Índice de Capítulo

    — Ei, Talia, voa aqui.

    A voz de Jack Heiss quebrou o silêncio concentrado da sala. Talia ergueu os olhos por cima do ombro, observando-o. Ele estava parado junto à bancada principal, cercado por uma dúzia de Cubos de Comunicação que flutuavam em uma dança irregular, emitindo leves zumbidos elétricos. A expressão de Jack era tensa, o cenho franzido enquanto rabiscava algo apressadamente em uma folha de papel.

    Ela suspirou, ajustando os óculos de descanso sobre o nariz.

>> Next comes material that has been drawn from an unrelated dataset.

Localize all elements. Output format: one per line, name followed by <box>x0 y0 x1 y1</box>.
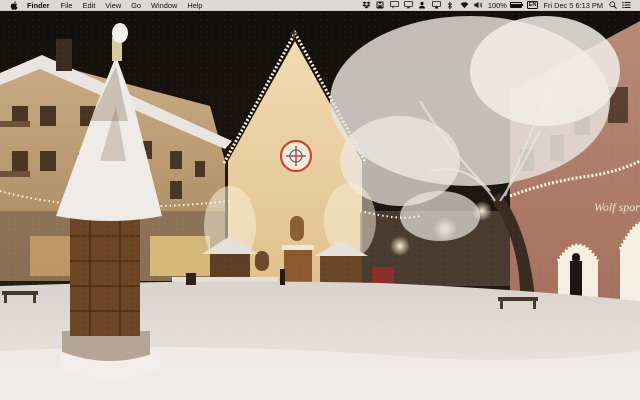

Fazia mais de quatro meses que estavam presos naquele problema insolúvel das Matrizes Eletromagnéticas. Os cálculos insistiam em não bater, mesmo com ela sabendo que essa falha podia estar diretamente ligada ao comportamento dos Felroz.

    Erro do Comando, pensou, amarga. Deixar tantas pessoas se meterem em algo que deveria ser meu desde o começo.

    Desde que começara a liderar essa corrida experimental, a maior dificuldade não era entender os conceitos avançados ou lidar com os equipamentos. Era gerenciar as pessoas ao seu redor, cada uma com suas próprias opiniões e, muitas vezes, atrapalhando mais do que ajudando.

    — O que houve dessa vez? — perguntou, sem se virar totalmente, o tom carregado de cansaço.

    Na bancada à sua frente, cerca de vinte outros Cubos de Comunicação flutuavam em padrões organizados, rodeados por capacitores que enviavam pequenas frequências em pulsos rítmicos. O ambiente era hermético, isolado de qualquer comunicação externa. Era uma medida extrema, mas necessária: ninguém podia interferir durante os estudos, e qualquer interação externa poderia comprometer meses de trabalho.

    — Deu algum tipo de erro. — Jack respondeu, a voz carregada de frustração. — Parece que pegou uma frequência de Alta Comunicação.

    Talia parou, virando-se lentamente para encará-lo.

    — Aqui dentro da Capital? — Sua incredulidade era evidente. Ela balançou a cabeça com firmeza. — Não. Isso é impossível. Se alguém tentasse fazer uma chamada por Alta Comunicação aqui, seria morto na hora.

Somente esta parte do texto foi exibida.